Bus der EMT in Palma de Mallorca

Bus der EMT in Palma de Mallorca

Der Betriebsrat des EMT von Palma hat Teilausfälle und zwei volle Streiktage im Dezember 2019 und einen unbefristeten Streik ab dem kommenden 1. Januar 2020 gefordert, um Maßnahmen zur Eindämmung des “Niveaus der übermäßigen Ausbeutung und unerträglichen Angst” der Arbeitnehmer zu fordern.

Die Vertreter der Mitarbeiter der Städtischen Verkehrsbetriebe (EMT) beginnen ihren Forderungskalender am 27. November mit einer Kundgebung auf der Plaza de España und wollen am 3., 5., 10., 12., 17. und 19. Dezember vierstündige Streiks (von 8.00 bis 10.00 Uhr und von 18.00 bis 20.00 Uhr) durchführen.


Der Betriebsrat ruft die Arbeitnehmer am 24. und 31. Dezember zu sekundären 24-Stunden-Stillständen auf, jeweils ab 4.00 Uhr; das Ende der letzten dieser Vollzeit-Stillstände steht in Verbindung mit dem Beginn des unbefristeten Streiks ab 1. Januar nächsten Jahres.

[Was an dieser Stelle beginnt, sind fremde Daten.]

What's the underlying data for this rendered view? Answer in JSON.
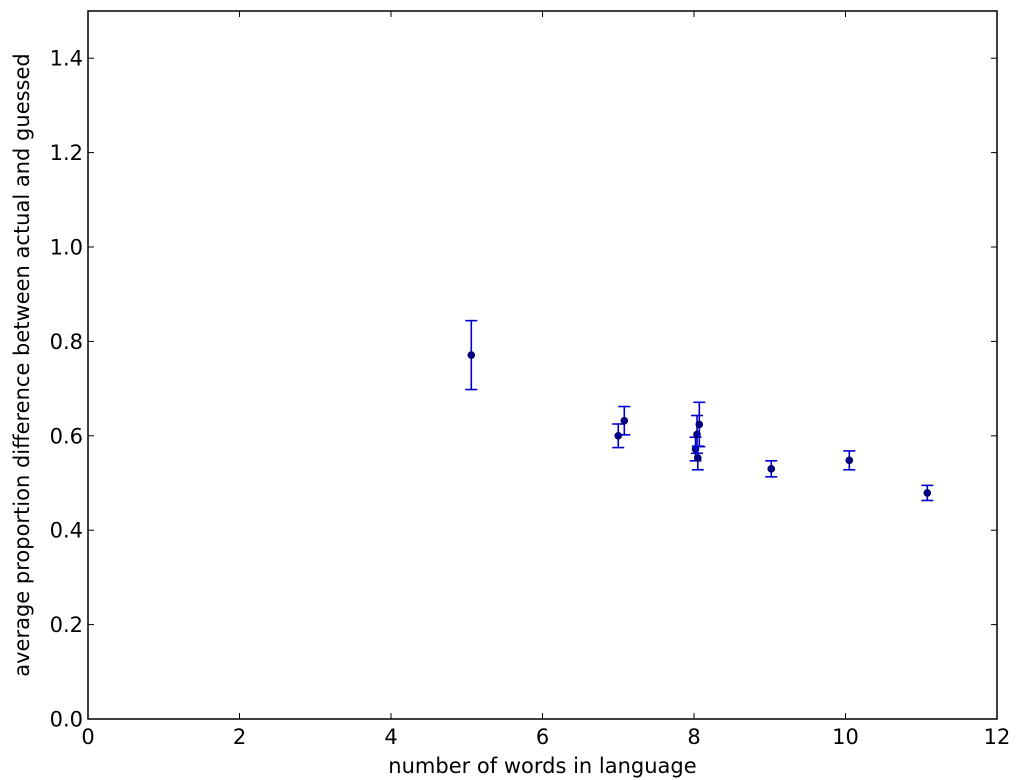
{
  "chart_data": {
    "type": "scatter",
    "xlabel": "number of words in language",
    "ylabel": "average proportion difference between actual and guessed",
    "xlim": [
      0,
      12
    ],
    "ylim": [
      0,
      1.5
    ],
    "x_ticks": [
      0,
      2,
      4,
      6,
      8,
      10,
      12
    ],
    "y_ticks": [
      0.0,
      0.2,
      0.4,
      0.6,
      0.8,
      1.0,
      1.2,
      1.4
    ],
    "x_tick_labels": [
      "0",
      "2",
      "4",
      "6",
      "8",
      "10",
      "12"
    ],
    "y_tick_labels": [
      "0.0",
      "0.2",
      "0.4",
      "0.6",
      "0.8",
      "1.0",
      "1.2",
      "1.4"
    ],
    "grid": false,
    "series": [
      {
        "color": "#00008b",
        "errorbar_color": "#0000cc",
        "points": [
          {
            "x": 5.06,
            "y": 0.771,
            "err": 0.073
          },
          {
            "x": 7.0,
            "y": 0.6,
            "err": 0.025
          },
          {
            "x": 7.08,
            "y": 0.632,
            "err": 0.03
          },
          {
            "x": 8.02,
            "y": 0.572,
            "err": 0.025
          },
          {
            "x": 8.04,
            "y": 0.603,
            "err": 0.04
          },
          {
            "x": 8.05,
            "y": 0.553,
            "err": 0.025
          },
          {
            "x": 8.07,
            "y": 0.624,
            "err": 0.047
          },
          {
            "x": 9.02,
            "y": 0.53,
            "err": 0.017
          },
          {
            "x": 10.05,
            "y": 0.548,
            "err": 0.02
          },
          {
            "x": 11.08,
            "y": 0.479,
            "err": 0.016
          }
        ]
      }
    ]
  }
}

Die Druckmaßnahmen verfolgen die Umsetzung der vom Unternehmen unterzeichneten Vereinbarungen mit den Gewerkschaftsvertretern, die dem Management des EMT “Unnachgiebigkeit” in Bezug auf ihre Forderungen vorwerfen.

Sie fordern die Regelung der Arbeitszeiten, um “die gesetzlich vorgeschriebenen Ruhezeiten” zu ermöglichen, und die Verstärkung des Personals in den Verwaltungsabteilungen, deren Mangel Druck auf die Mitarbeiter und schlechten Service für die Nutzer erzeugt.

“Aufgrund des Mangels an Fahrern stellen wir fest, dass es fast unmöglich ist, die von uns in anderen Jahren anhängigen Urlaubstage oder Feiertage zu genießen”, beklagt der Betriebsrat, der den übermäßigen Anstieg der Überstunden verurteilt.